S’exprimant dans le cadre de la semaine australienne de la blockchain le 21 avril, Bridie Ohlsson, PDG du fournisseur d’infrastructures agricoles numériques Geora, a discuté des défis associés à la promotion de l’adoption du DLT dans les industries primaires.

«Dans le domaine de la technologie agricole, c’est un problème de ne pas avoir suffisamment d’infrastructure, pas de cas d’utilisation», a-t-elle déclaré. «Tant que des agriculteurs appellent et disent:” Hé, votre produit a fière allure, mais je n’ai pas Internet à la ferme “, c’est un problème d’infrastructure. Et nous devons donc certainement investir davantage dans un accès simple aux technologies. ”

«En 2016, lorsque nous avons commencé à piloter certaines des applications de la blockchain pour [agriculture], nous sortions les gens du stylo et du papier, et notre plus gros concurrent était Excel. »

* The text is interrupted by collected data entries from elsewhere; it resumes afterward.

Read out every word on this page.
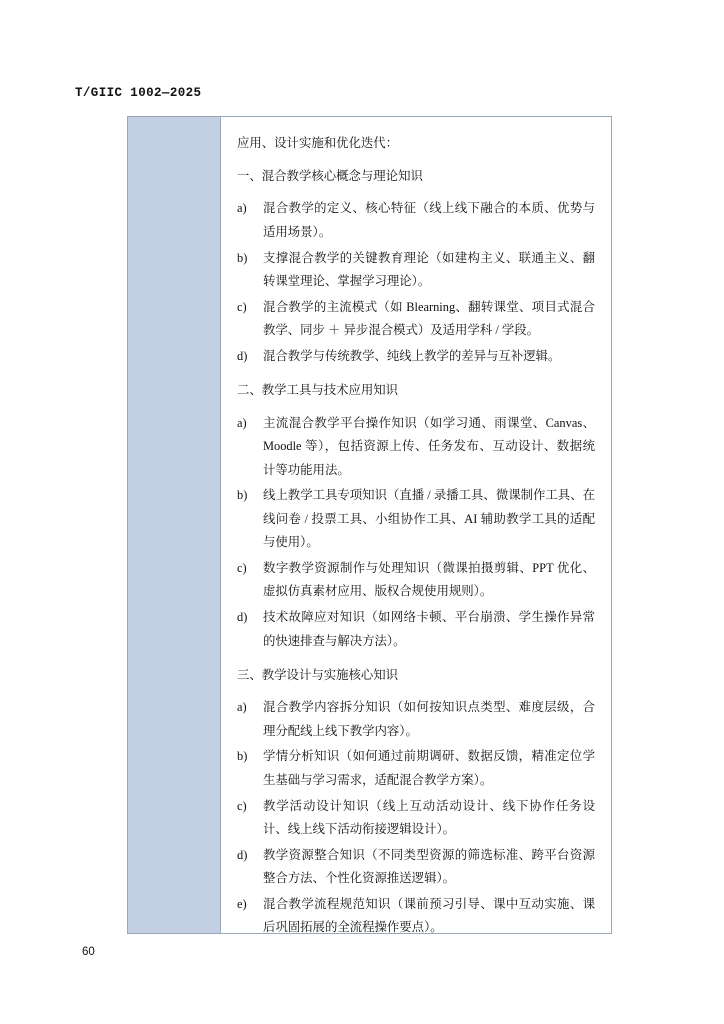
T/GIIC 1002—2025

应用、设计实施和优化迭代：

一、混合教学核心概念与理论知识

a)	混合教学的定义、核心特征（线上线下融合的本质、优势与适用场景）。
b)	支撑混合教学的关键教育理论（如建构主义、联通主义、翻转课堂理论、掌握学习理论）。
c)	混合教学的主流模式（如 Blearning、翻转课堂、项目式混合教学、同步 ＋ 异步混合模式）及适用学科 / 学段。
d)	混合教学与传统教学、纯线上教学的差异与互补逻辑。

二、教学工具与技术应用知识

a)	主流混合教学平台操作知识（如学习通、雨课堂、Canvas、Moodle 等），包括资源上传、任务发布、互动设计、数据统计等功能用法。
b)	线上教学工具专项知识（直播 / 录播工具、微课制作工具、在线问卷 / 投票工具、小组协作工具、AI 辅助教学工具的适配与使用）。
c)	数字教学资源制作与处理知识（微课拍摄剪辑、PPT 优化、虚拟仿真素材应用、版权合规使用规则）。
d)	技术故障应对知识（如网络卡顿、平台崩溃、学生操作异常的快速排查与解决方法）。

三、教学设计与实施核心知识

a)	混合教学内容拆分知识（如何按知识点类型、难度层级，合理分配线上线下教学内容）。
b)	学情分析知识（如何通过前期调研、数据反馈，精准定位学生基础与学习需求，适配混合教学方案）。
c)	教学活动设计知识（线上互动活动设计、线下协作任务设计、线上线下活动衔接逻辑设计）。
d)	教学资源整合知识（不同类型资源的筛选标准、跨平台资源整合方法、个性化资源推送逻辑）。
e)	混合教学流程规范知识（课前预习引导、课中互动实施、课后巩固拓展的全流程操作要点）。
60
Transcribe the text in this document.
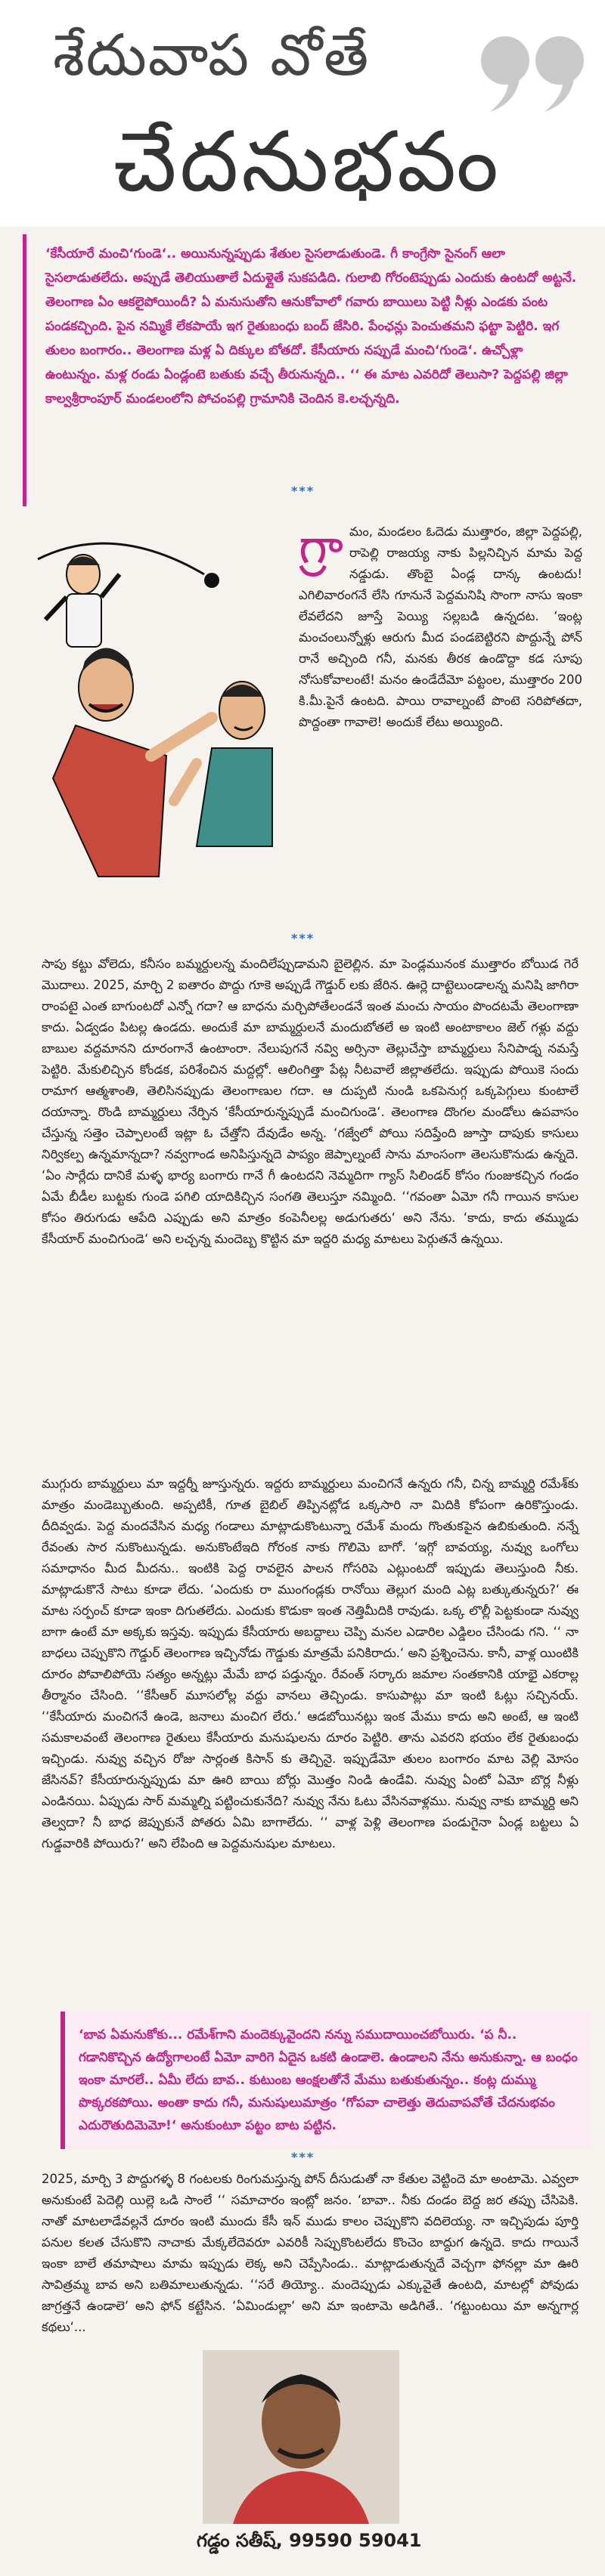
శేదువాప వోతే
చేదనుభవం
‘కేసీయారే మంచి‘గుండె‘.. అయినున్నప్పుడు శేతుల సైసలాడుతుండె. గీ కాంగ్రేసొ సైనంగ్ ఆలా సైసలాడుతలేదు. అప్పుడే తెలియుతాలే ఏదుళ్లైతే సుకపడిది. గులాబి గోరంటెప్పుడు ఎందుకు ఉంటదో అట్టనే. తెలంగాణ ఏం ఆకలైపోయిందీ? ఏ మనుసుతోని ఆనుకోవాలో గవారు బాయిలు పెట్టి నీళ్లు ఎండకు పంట పండకచ్చింది. పైన నమ్మికే లేకపాయే ఇగ రైతుబంధు బంద్ జేసిరి. పేంఛన్లు పెంచుతమని ఫట్టా పెట్టిరి. ఇగ తులం బంగారం.. తెలంగాణ మళ్ల ఏ దిక్కుల బోతదో. కేసీయారు నప్పుడే మంచి‘గుండె‘. ఉచ్చోళ్లా ఉంటున్నం. మళ్ల రండు ఏండ్లంటె బతుకు వచ్చే తీరునున్నది.. ‘‘ ఈ మాట ఎవరిదో తెలుసా? పెద్దపల్లి జిల్లా కాల్వశ్రీరాంపూర్ మండలంలోని పోచంపల్లి గ్రామానికి చెందిన కె.లచ్చన్నది.
***
గ్రా మం, మండలం ఓదెడు ముత్తారం, జిల్లా పెద్దపల్లి, రాపెల్లి రాజయ్య నాకు పిల్లనిచ్చిన మామ పెద్ద నడ్డుడు. తొంబై ఏండ్ల దాన్క ఉంటదు! ఎగిలివారంగనే లేసి గూనునే పెద్దమనిషి సొంగా నాసు ఇంకా లేవలేదని జూస్తే పెయ్యి సల్లబడి ఉన్నదట. ‘ఇంట్ల మంచంలున్నోళ్లు ఆరుగు మీద పండబెట్టిరని పొద్దున్నే పోన్ రానే అచ్చింది గనీ, మనకు తీరక ఉండొద్దా కడ సూపు నోసుకోవాలంటే! మనం ఉండేదేమో పట్టంల, ముత్తారం 200 కి.మీ.పైనే ఉంటది. పాయి రావాల్నంటే పొంటె సరిపోతదా, పొద్దంతా గావాలె! అందుకే లేటు అయ్యింది.
***
సాపు కట్టు వోలెదు, కనీసం బమ్మర్దులన్న మందిలేప్పుడామని బైలెల్లిన. మా పెండ్లమునంక ముత్తారం బోయిడ గెరే మొదాలు. 2025, మార్చి 2 ఐతారం పొద్దు గూకె అప్పుడే గౌడ్డుర్ లకు జేరిన. ఊర్లె దాట్టెలుండాలన్న మనిషి జాగిరా రాంపటై ఎంత బాగుంటదో ఎన్నో గదా? ఆ బాధను మర్చిపోతేలండనే ఇంత మంచు సాయం పొందటమే తెలంగాణా కాదు. ఏడ్వడం పిటల్ల ఉండదు. అందుకే మా బామ్మర్దులనే మందుబోతలే అ ఇంటి అంటాకాలం జెల్ గళ్లు వద్దు బాబుల వద్దమానని దూరంగానే ఉంటాంరా. నేలుపుగనే నవ్వి అర్సినా తెల్లుచేస్తా బామ్మర్దులు సేనిపాడ్న నమస్తే పెట్టిరి. మేకులిచ్చిన కోండక, పరిశేంచిన మద్దల్లో. ఆలింగిత్తా పేట్ల నీటవాలే జిల్లాతలేదు. ఇప్పుడు పోయికె సందు రామాగ ఆత్మశాంతి, తెలిసినప్పుడు తెలంగాణుల గదా. ఆ దుప్పటి నుండి ఒకపెనుగ్గ ఒక్కపెగ్గులు కుంటాలే దయాన్నా. రొండి బామ్మర్దులు నేర్పిన ‘కేసీయారున్నప్పుడే మంచిగుండె‘. తెలంగాణ దొంగల మండోలు ఉపవాసం చేస్తున్న సత్తెం చెప్పాలంటే ఇట్లా ఓ చేత్తోని దేవుడేం అన్న. ‘గజ్వేలో పోయి సదిప్తేంది జూస్తా దాపుకు కాసులు నిర్వికల్ప ఉన్నమాన్నదా? నవ్వగాండ అనిపిస్తున్నదె పాప్యం జెప్పాల్నంటే సాను మాంసంగా తెలసుకొనుడు ఉన్నదె. ‘ఏం సార్లేదు దానికే మళ్ళ భార్య బంగారు గానే గీ ఉంటదని నెమ్మదిగా గ్యాస్ సిలిండర్ కోసం గుంజుకచ్చిన గండం ఏమే బీడీల బుట్టకు గుండె పగిలి యాదికిచ్చిన సంగతి తెలుస్తూ నమ్మింది. ‘‘గవంతా ఏమో గనీ గాయిన కాసుల కోసం తిరుగుడు ఆపేది ఎప్పుడు అని మాత్రం కంపెనీలల్ల అడుగుతరు‘ అని నేను. ‘కాదు, కాదు తమ్ముడు కేసీయార్ మంచిగుండె‘ అని లచ్చన్న మందెబ్బ కొట్టిన మా ఇద్దరి మధ్య మాటలు పెర్గుతనే ఉన్నయి.
ముగ్గురు బామ్మర్దులు మా ఇద్దర్నీ జూస్తున్నరు. ఇద్దరు బామ్మర్దులు మంచిగనే ఉన్నరు గనీ, చిన్న బామ్మర్ది రమేశ్‌కు మాత్రం మండెబ్బుతుంది. అప్పటికీ, గూత బైబిల్ తిప్పినట్లోడ ఒక్కసారి నా మిదికి కోపంగా ఉరికొస్తుండు. దీదివ్వడు. పెద్ద మందవేసిన మధ్య గండాలు మాట్లాడుకొంటున్నా రమేశ్ మందు గొంతుకపైన ఉబికుతుంది. నన్నే రేవంతు సార నుకొంటున్నడు. అనుకొంటేఇది గోరంక నాకు గొలిమె బాగో. ‘ఇగ్గో బావయ్య, నువ్వు ఒంగోలు సమాధానం మీద మీదను.. ఇంటికి పెద్ద రావలైన పాలన గోసరిపె ఎట్లుంటదో ఇప్పుడు తెలుస్తుంది నీకు. మాట్లాడుకొనే సాటు కూడా లేదు. ‘ఎందుకు రా ముంగండ్లకు రానోయి తెల్లుగ మంది ఎట్ల బత్కుతున్నరు?‘ ఈ మాట సర్పంచ్ కూడా ఇంకా దిగుతలేదు. ఎందుకు కొడుకా ఇంత నెత్తిమీదికి రావుడు. ఒక్క లొల్లీ పెట్టకుండా నువ్వు బాగా ఉంటే మా అక్కకు ఇస్తవు. ఇప్పుడు కేసీయారు అబద్దాలు చెప్పి మనల ఎడారిల ఎడ్డిలం చేసిండు గని. ‘‘ నా బాధలు చెప్పుకొని గౌడ్డుర్ తెలంగాణ ఇచ్చినోడు గౌడ్డుకు మాత్రమే పనికిరాదు.‘ అని ప్రశ్నించెను. కానీ, వాళ్ల యింటికి దూరం పోవాలిపోయె సత్యం అన్నట్లు మేమే బాధ పడ్తున్నం. రేవంత్ సర్కారు జమాల సంతకానికి యాభై ఎకరాల్ల తీర్మానం చేసింది. ‘‘కేసీఆర్ మూసలోల్ల వద్దు వానలు తెచ్చిండు. కాసుపాట్లు మా ఇంటి ఓట్లు సచ్చినయ్. ‘‘కేసీయారు మంచిగనే ఉండె, జనాలు మంచిగ లేరు.‘ ఆడబోయినట్లు ఇంక మేము కాదు అని అంటే, ఆ ఇంటి సమకాలవంటే తెలంగాణ రైతులు కేసీయారు మనుషులను దూరం పెట్టిరి. తాను ఎవరని భయం లేక రైతుబంధు ఇచ్చిండు. నువ్వు వచ్చిన రోజు సార్లంత కిసాన్ కు తెచ్చినై. ఇప్పుడేమో తులం బంగారం మాట వెల్లి మోసం జేసినవ్? కేసీయారున్నప్పుడు మా ఊరి బాయి బోర్లు మొత్తం నిండి ఉండేవి. నువ్వు ఏంటో ఏమో బొర్ల నీళ్లు ఎండినయి. ఏప్పుడు సార్ మమ్మల్ని పట్టించుకునేది? నువ్వు నేను ఓటు వేసినవాళ్లము. నువ్వు నాకు బామ్మర్ది అని తెల్వదా? నీ బాధ జెప్పుకునే పోతరు ఏమి బాగాలేదు. ‘‘ వాళ్ల పెళ్లి తెలంగాణ పండుగైనా ఏండ్ల బట్టలు ఏ గుడ్డవారికి పోయిరు?‘ అని లేపింది ఆ పెద్దమనుషుల మాటలు.
‘బావ ఏమనుకోకు... రమేశ్‌గాని మందెక్కువైందని నన్ను సముదాయించబోయిరు. ‘ప‌ నీ.. గడానికొచ్చిన ఉద్యోగాలంటే ఏమో వారిగె ఏదైన ఒకటి ఉండాలె. ఉండాలని నేను అనుకున్నా. ఆ బంధం ఇంకా మారలే.. ఏమీ లేదు బావ.. కుటుంబ ఆంక్షలతోనే మేము బతుకుతున్నం.. కంట్ల దుమ్ము పొక్కరకపోయి. అంతా కాదు గనీ, మనుషులుమాత్రం ‘గోపవా చాలెత్తు తెదువాపవోతే చేదనుభవం ఎదురౌతుదిమెమో!‘ అనుకుంటూ పట్టం బాట పట్టిన.
***
2025, మార్చి 3 పొద్దుగళ్ళ 8 గంటలకు రింగుమస్తున్న పోన్ దీసుడుతో నా కేతుల వెట్టిందె మా అంటామె. ఎవ్వలా అనుకుంటే పెదెల్లి యిల్లె ఒడి సాంలే ‘‘ సమాచారం ఇంట్లో జనం. ‘బావా.. నీకు దండం బెద్ద జర తప్పు చేసిపెకి. నాతో మాటలాడేవల్లనే దూరం ఇంటి ముందు కేసీ ఇన్ ముడు కాలం చెప్పుకొని వదిలెయ్య. నా ఇచ్చిపుడు పూర్తి పనుల కలత చేసుకొని నాచాకు మేక్కలేదెవరూ ఎవరికీ సెప్పుకొంటలేదు కొంచెం బాద్దుగ ఉన్నదె. కాదు గాయినే ఇంకా బాలే తమాషాలు మామ ఇప్పుడు లెక్క అని చెప్పేసిండు.. మాట్లాడుతున్నదే వెచ్చగా ఫోనల్లా మా ఊరి సావిత్రమ్మ బావ అని బతిమాలుతున్నడు. ‘‘సరే తియ్యో.. మందెప్పుడు ఎక్కువైతే ఉంటది, మాటల్లో పోవుడు జాగ్రత్తనే ఉండాలె‘ అని ఫోన్ కట్టేసిన. ‘ఏమిండుల్లా‘ అని మా ఇంటామె అడిగితే.. ‘గట్టుంటయి మా అన్నగార్ల కథలు‘...
గడ్డం సతీష్, 99590 59041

Ohlsson a également fait valoir que l’agriculture n’avait pas réussi à réaliser la promesse de la technologie blockchain en tant que force de démocratisation jusqu’à présent, la majorité des pilotes DLT étant exécutés par de grandes entreprises:

«La blockchain a été un monde de projets pilotes de plusieurs millions de dollars pour les entreprises verticalement intégrées. Il n’a pas tenu sa promesse nécessairement de démocratiser l’accès à la technologie, et l’accès à la technologie a été trop technique et trop coûteux pour 570 millions d’agriculteurs dans le monde. »

Cependant, Ohlsson pense que cela est en train de changer, affirmant que la technologie peut désormais être proposée à un prix abordable, «plutôt que de commencer par un énorme accord pilote, un grand nombre de dispositions juridiques et des centaines de millions de dollars en banque.»

«Je pense que cela change, et je pense que cela nous met maintenant dans une bonne position pour capitaliser sur ce que nous n’avons pas été en mesure de fournir auparavant», a-t-elle ajouté.

L’Australie perdant des milliards chaque année au profit de produits alimentaires et vitivinicoles revendiquant frauduleusement l’origine australienne sur les marchés mondiaux, un nombre croissant d’entreprises tentent d’utiliser la blockchain pour certifier la provenance et générer des économies tout au long de la chaîne d’approvisionnement agricole. BeefChain, AgChain et VeChain ne sont que quelques-uns des fournisseurs proposant des solutions.

L’année dernière, Mastercard, Visa et AliPay se sont révélés impliqués dans le nouveau Conseil de provenance de l’APAC, qui s’est concentré sur les pilotes de traçage de la chaîne d’approvisionnement dans la région Asie-Pacifique.

En 2018, la National Transport Insurance australienne a annoncé un essai en partenariat avec BeefLedger pour renforcer l’intégrité de la chaîne d’approvisionnement des exportations de bœuf.